40 SängerInnen des Philharmonischen Chores Fürstenfeld präsentieren den Kammerchor mit neuen und alten Werken der klassischen A-Cappella-Chorliteratur.

Einstudierung und musikalische Leitung: Andreas Obermayer

Am Sonntag, den 21. Oktober 2018 präsentiert der Kammerchor sein erstes Programm „Cantate Domino“ in der Pfarrkirche St. Bernhard Fürstenfeldbruck gemeinsam mit Anne Horsch an der Orgel und Dominik Billinger am Kontrabass.

Das Konzert wurde von den rund 150 Zuhörern und Zuhörerinnen mit Begeisterung aufgenommen und der Chor mit einem lang anhaltenden Applaus für seine Leistung belohnt. Weitere Konzerte werden folgen.

 
Repertoire:

Johannes Sebastian Bach: Lobet den Herrn
Johannes Brahms: Schaffe in mir Gott ein reines Herz
Hugo Distler: Wie der Hirsch schreit
Orlando die Lasso: Jubilate Deo
Felix Mendelssohn-Bartholdy:
Richte mich Gott
Hebe deine Augen auf
Denn er hat seinen Engeln befohlen
Vytautas Miškinis: Cantate Domino
Claudio Monteverdi: Cantate Domino
Giovanni Pierluigi da Palestrina: Sicut cervus
Henry Purcell: Hear my prayer
Heinrich Schütz: Herr, wenn ich nur ich habe

Der Münchner Merkur hat vor dem Konzert ein Interview mit unserem Chorleiter, Andreas Obermayer, geführt.

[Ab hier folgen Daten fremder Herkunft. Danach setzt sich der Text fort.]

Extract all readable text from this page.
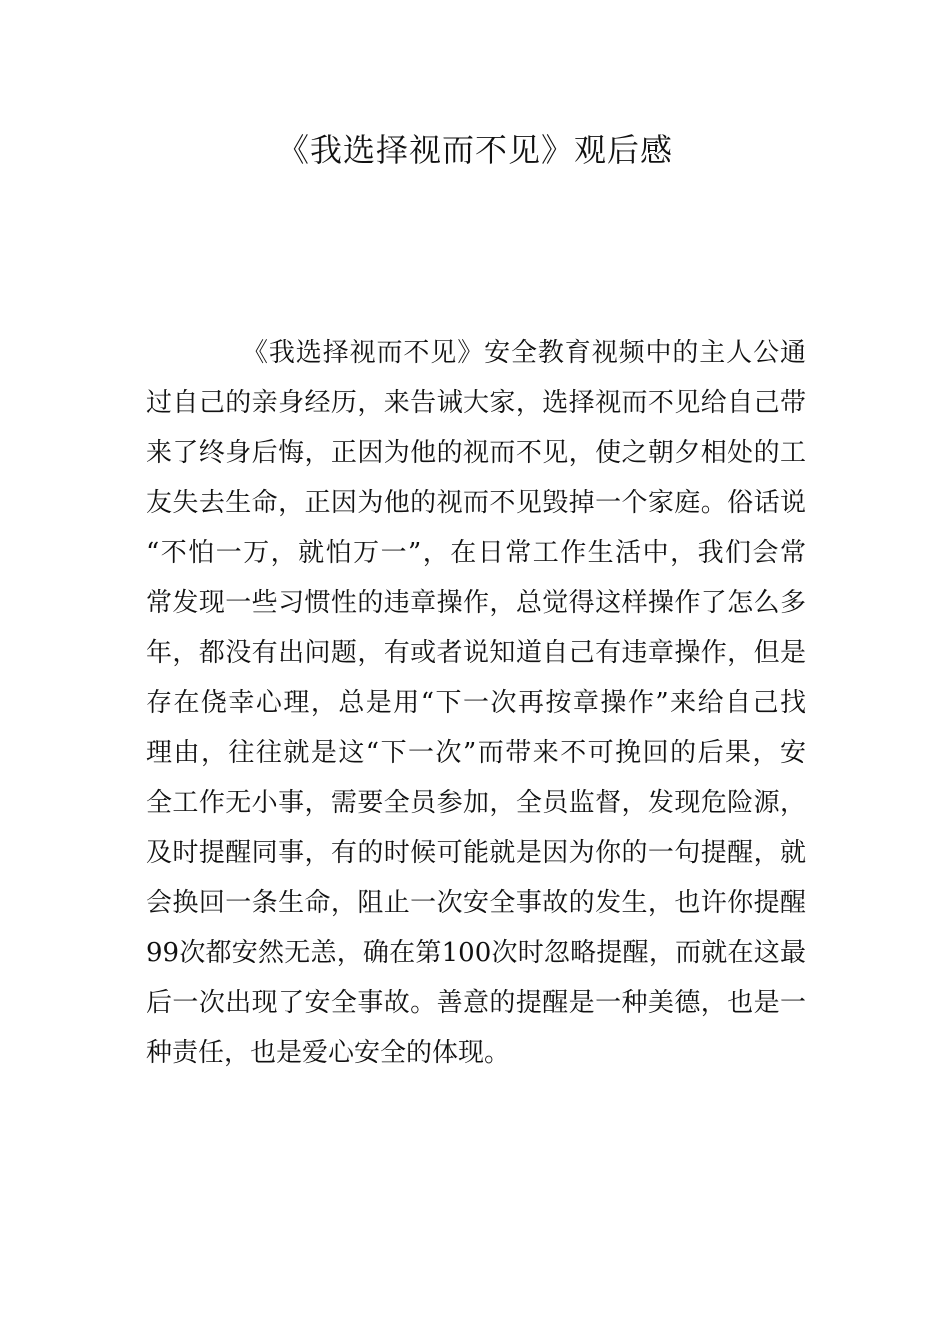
《我选择视而不见》观后感
《我选择视而不见》安全教育视频中的主人公通
过自己的亲身经历，来告诫大家，选择视而不见给自己带
来了终身后悔，正因为他的视而不见，使之朝夕相处的工
友失去生命，正因为他的视而不见毁掉一个家庭。俗话说
“不怕一万，就怕万一”，在日常工作生活中，我们会常
常发现一些习惯性的违章操作，总觉得这样操作了怎么多
年，都没有出问题，有或者说知道自己有违章操作，但是
存在侥幸心理，总是用“下一次再按章操作”来给自己找
理由，往往就是这“下一次”而带来不可挽回的后果，安
全工作无小事，需要全员参加，全员监督，发现危险源，
及时提醒同事，有的时候可能就是因为你的一句提醒，就
会换回一条生命，阻止一次安全事故的发生，也许你提醒
99次都安然无恙，确在第100次时忽略提醒，而就在这最
后一次出现了安全事故。善意的提醒是一种美德，也是一
种责任，也是爱心安全的体现。
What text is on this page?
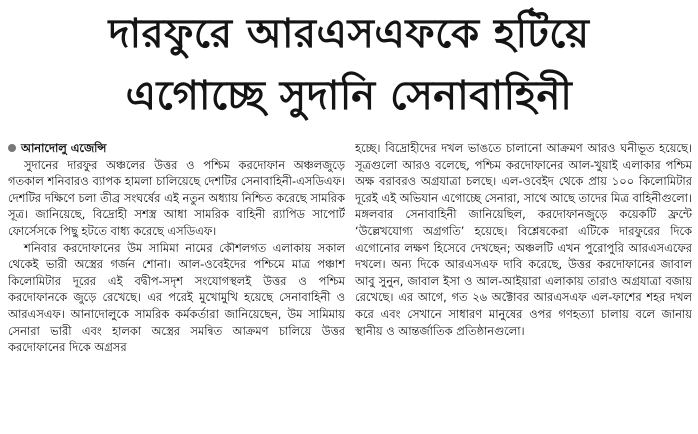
দারফুরে আরএসএফকে হটিয়ে
এগোচ্ছে সুদানি সেনাবাহিনী
আনাদোলু এজেন্সি

সুদানের দারফুর অঞ্চলের উত্তর ও পশ্চিম করদোফান অঞ্চলজুড়ে গতকাল শনিবারও ব্যাপক হামলা চালিয়েছে দেশটির সেনাবাহিনী-এসডিএফ। দেশটির দক্ষিণে চলা তীব্র সংঘর্ষের এই নতুন অধ্যায় নিশ্চিত করেছে সামরিক সূত্র। জানিয়েছে, বিদ্রোহী সশস্ত্র আধা সামরিক বাহিনী র‍্যাপিড সাপোর্ট ফোর্সেসকে পিছু হটতে বাধ্য করেছে এসডিএফ।

শনিবার করদোফানের উম সামিমা নামের কৌশলগত এলাকায় সকাল থেকেই ভারী অস্ত্রের গর্জন শোনা। আল-ওবেইদের পশ্চিমে মাত্র পঞ্চাশ কিলোমিটার দূরের এই বদ্বীপ-সদৃশ সংযোগস্থলই উত্তর ও পশ্চিম করদোফানকে জুড়ে রেখেছে। এর পরেই মুখোমুখি হয়েছে সেনাবাহিনী ও আরএসএফ। আনাদোলুকে সামরিক কর্মকর্তারা জানিয়েছেন, উম সামিমায় সেনারা ভারী এবং হালকা অস্ত্রের সমন্বিত আক্রমণ চালিয়ে উত্তর করদোফানের দিকে অগ্রসর

হচ্ছে। বিদ্রোহীদের দখল ভাঙতে চালানো আক্রমণ আরও ঘনীভূত হয়েছে। সূত্রগুলো আরও বলেছে, পশ্চিম করদোফানের আল-খুয়াই এলাকার পশ্চিম অক্ষ বরাবরও অগ্রযাত্রা চলছে। এল-ওবেইদ থেকে প্রায় ১০০ কিলোমিটার দূরেই এই অভিযান এগোচ্ছে সেনারা, সাথে আছে তাদের মিত্র বাহিনীগুলো। মঙ্গলবার সেনাবাহিনী জানিয়েছিল, করদোফানজুড়ে কয়েকটি ফ্রন্টে ‘উল্লেখযোগ্য অগ্রগতি’ হয়েছে। বিশ্লেষকেরা এটিকে দারফুরের দিকে এগোনোর লক্ষণ হিসেবে দেখছেন; অঞ্চলটি এখন পুরোপুরি আরএসএফের দখলে। অন্য দিকে আরএসএফ দাবি করেছে, উত্তর করদোফানের জাবাল আবু সুনুন, জাবাল ইসা ও আল-আইয়ারা এলাকায় তারাও অগ্রযাত্রা বজায় রেখেছে। এর আগে, গত ২৬ অক্টোবর আরএসএফ এল-ফাশের শহর দখল করে এবং সেখানে সাধারণ মানুষের ওপর গণহত্যা চালায় বলে জানায় স্থানীয় ও আন্তর্জাতিক প্রতিষ্ঠানগুলো।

Projekt Kammerchor: „Man ist näher dran am Publikum“

Kirchenkonzerte, Opernaufführungen, Faschingskonzerte – der Philharmonische Chor ist vor allem für seine Mammut-Produktionen bekannt.

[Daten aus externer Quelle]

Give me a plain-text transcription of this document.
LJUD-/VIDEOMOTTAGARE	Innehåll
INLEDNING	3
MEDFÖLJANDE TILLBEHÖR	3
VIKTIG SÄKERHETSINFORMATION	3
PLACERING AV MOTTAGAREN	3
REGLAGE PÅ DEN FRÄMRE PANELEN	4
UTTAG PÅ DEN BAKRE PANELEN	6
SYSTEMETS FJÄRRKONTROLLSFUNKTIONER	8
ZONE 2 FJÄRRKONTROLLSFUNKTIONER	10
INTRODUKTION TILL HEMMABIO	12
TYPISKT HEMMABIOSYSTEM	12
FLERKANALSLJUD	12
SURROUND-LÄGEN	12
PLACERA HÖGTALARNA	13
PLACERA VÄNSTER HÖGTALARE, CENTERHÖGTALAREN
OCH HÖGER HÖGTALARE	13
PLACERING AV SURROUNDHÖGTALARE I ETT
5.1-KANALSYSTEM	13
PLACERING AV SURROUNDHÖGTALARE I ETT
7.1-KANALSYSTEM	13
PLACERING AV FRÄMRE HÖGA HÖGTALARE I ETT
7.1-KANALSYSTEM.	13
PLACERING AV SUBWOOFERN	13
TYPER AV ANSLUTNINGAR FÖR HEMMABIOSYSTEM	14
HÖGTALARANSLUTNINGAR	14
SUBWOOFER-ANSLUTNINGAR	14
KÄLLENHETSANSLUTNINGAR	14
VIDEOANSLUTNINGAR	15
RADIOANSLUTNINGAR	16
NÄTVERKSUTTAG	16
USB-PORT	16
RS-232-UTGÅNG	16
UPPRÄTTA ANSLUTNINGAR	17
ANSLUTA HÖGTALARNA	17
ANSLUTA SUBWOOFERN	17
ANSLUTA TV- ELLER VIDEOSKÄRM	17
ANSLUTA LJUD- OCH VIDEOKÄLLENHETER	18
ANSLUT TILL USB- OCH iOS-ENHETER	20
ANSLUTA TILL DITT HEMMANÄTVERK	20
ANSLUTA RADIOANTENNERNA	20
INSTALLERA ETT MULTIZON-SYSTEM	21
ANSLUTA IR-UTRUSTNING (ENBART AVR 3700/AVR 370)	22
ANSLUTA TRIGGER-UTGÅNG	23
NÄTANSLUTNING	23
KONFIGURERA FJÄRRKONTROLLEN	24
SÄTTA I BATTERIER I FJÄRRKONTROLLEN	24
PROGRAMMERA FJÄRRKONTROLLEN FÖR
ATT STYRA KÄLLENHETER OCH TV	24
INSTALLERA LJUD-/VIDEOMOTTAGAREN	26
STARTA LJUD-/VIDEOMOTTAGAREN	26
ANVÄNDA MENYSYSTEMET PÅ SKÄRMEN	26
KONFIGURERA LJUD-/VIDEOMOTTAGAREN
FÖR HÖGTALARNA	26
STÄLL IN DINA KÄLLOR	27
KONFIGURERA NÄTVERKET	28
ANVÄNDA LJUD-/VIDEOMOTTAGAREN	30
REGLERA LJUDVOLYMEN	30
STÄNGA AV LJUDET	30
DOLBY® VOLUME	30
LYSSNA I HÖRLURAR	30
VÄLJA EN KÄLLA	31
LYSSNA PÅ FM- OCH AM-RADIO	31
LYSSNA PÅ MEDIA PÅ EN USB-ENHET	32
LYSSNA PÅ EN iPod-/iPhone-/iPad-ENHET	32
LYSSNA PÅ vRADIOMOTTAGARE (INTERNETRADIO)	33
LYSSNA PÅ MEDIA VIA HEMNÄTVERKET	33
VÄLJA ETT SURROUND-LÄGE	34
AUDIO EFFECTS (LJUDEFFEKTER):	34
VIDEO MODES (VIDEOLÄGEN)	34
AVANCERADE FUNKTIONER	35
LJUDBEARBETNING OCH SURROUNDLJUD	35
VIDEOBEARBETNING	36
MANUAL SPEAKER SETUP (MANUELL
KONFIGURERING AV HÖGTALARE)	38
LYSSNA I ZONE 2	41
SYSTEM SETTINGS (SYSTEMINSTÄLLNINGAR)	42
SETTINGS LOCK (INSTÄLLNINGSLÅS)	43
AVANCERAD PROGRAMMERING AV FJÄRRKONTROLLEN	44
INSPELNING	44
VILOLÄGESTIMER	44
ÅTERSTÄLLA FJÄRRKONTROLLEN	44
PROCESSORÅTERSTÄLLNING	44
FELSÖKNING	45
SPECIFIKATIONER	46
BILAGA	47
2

Fürstenfeldbruck – Doch jetzt präsentiert er sich in einer neuen Form, als Kammerchor mit rund 45 Sängern. Am Sonntag ist die neue Formation das erste Mal zu hören. Unter dem Titel „Cantate Domino“ werden in der Kirche St. Bernhard A-Capella-Werke aus fünf Jahrhunderten präsentiert. Im Tagblatt-Interview erklärt Dirigent Andreas Obermayer (38), was die Zuhörer erwartet und was es mit dem Kammerchor auf sich hat.

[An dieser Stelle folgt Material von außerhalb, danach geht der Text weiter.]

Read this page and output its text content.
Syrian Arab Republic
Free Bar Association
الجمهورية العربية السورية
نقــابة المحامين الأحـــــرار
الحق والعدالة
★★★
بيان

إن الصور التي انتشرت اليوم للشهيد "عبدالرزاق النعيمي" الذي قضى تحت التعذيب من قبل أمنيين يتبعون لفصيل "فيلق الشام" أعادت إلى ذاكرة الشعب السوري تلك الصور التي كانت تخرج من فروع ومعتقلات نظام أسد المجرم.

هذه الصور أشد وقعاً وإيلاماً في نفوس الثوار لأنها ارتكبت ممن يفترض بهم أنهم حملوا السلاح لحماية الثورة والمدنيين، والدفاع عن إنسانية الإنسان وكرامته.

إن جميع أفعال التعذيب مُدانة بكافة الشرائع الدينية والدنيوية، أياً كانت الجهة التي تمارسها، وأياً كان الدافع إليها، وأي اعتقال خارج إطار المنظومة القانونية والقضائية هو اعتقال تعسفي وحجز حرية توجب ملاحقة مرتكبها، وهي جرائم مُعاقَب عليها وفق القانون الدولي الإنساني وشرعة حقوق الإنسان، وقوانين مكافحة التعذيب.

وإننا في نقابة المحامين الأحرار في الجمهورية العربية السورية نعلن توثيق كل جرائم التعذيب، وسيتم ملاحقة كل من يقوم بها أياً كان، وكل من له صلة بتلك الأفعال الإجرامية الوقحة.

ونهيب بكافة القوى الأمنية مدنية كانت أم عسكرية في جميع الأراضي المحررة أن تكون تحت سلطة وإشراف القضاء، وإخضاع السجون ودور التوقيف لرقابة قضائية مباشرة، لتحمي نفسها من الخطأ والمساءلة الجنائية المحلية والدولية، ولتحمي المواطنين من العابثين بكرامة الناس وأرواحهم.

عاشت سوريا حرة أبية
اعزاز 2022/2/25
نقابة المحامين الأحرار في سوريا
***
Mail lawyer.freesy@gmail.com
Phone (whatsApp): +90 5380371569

Herr Obermayer, wie kam es zur Gründung des Kammerchors?

Gründung klingt jetzt doch recht offiziell. Das ist einfach ein Teil des Chors, der Werke für eine kleinere Besetzung singt. Der Kammerchor ist ein Angebot für diejenigen unserer Mitglieder, die Lust auf ein zusätzliches Projekt hatten – und darauf, noch mehr gefordert zu werden.

Worin bestehen die zusätzlichen Anforderungen?

In einer kleineren Formation kommt es noch stärker auf den Einzelnen an. Man muss eigenverantwortlich zu Hause üben und vorbereitet in die Probe kommen. Dadurch ist das Ganze aber auch flexibler. Der Probenaufwand ist für den Einzelnen nicht so hoch wie bei den Opernaufführungen, wo es Kostümproben, Stellproben, Beleuchtungsproben und so weiter gibt. Beim A-Capella-Singen kommt hinzu, dass man sich nicht bequem auf ein Orchester draufsetzen kann. Die Sänger müssen noch bewusster und konzentrierter aufeinander hören, müssen mit mehr Körperspannung singen und sich gut aufeinander abstimmen.

Was erwartet die Besucher beim ersten Konzert des Kammerchors?

Es werden Kompositionen der Alten Musik, unter anderem von Palestrina, Heinrich Schütz und Claudio Monteverdi zu hören sein, außerdem die Motette „Lobet den Herrn“ von Bach und eine Reihe bekannter Werke von Felix Mendelssohn-Bartholdy. Das verbindende Element ist die Tatsache, dass es sich bei allen Werken um Psalm-Vertonungen handelt. Durch die unterschiedlichen Stile und die teilweise sehr persönlichen Texte hoffen wir, dem Publikum ein abwechslungsreiches Programm zu bieten. Abgerundet wird es durch einige spannende, moderne, aber gut zugängliche Orgelwerke, gespielt von der Organistin Anne Horsch.

Neu ist auch der Veranstaltungsort St. Bernhard statt Klosterkirche oder Stadtsaal…

St. Bernhard hat eine gute Größe für diese Art von Konzert und eine gute Akustik. Und man ist näher dran am Publikum. Wir sind da wie die Bands, die lieber in kleineren Hallen spielen als im Stadion. Und warum sollen wir nicht mit unserem neuen Format auch einen neuen Raum betreten?

Wird man den Kammerchor in Zukunft öfter hören können?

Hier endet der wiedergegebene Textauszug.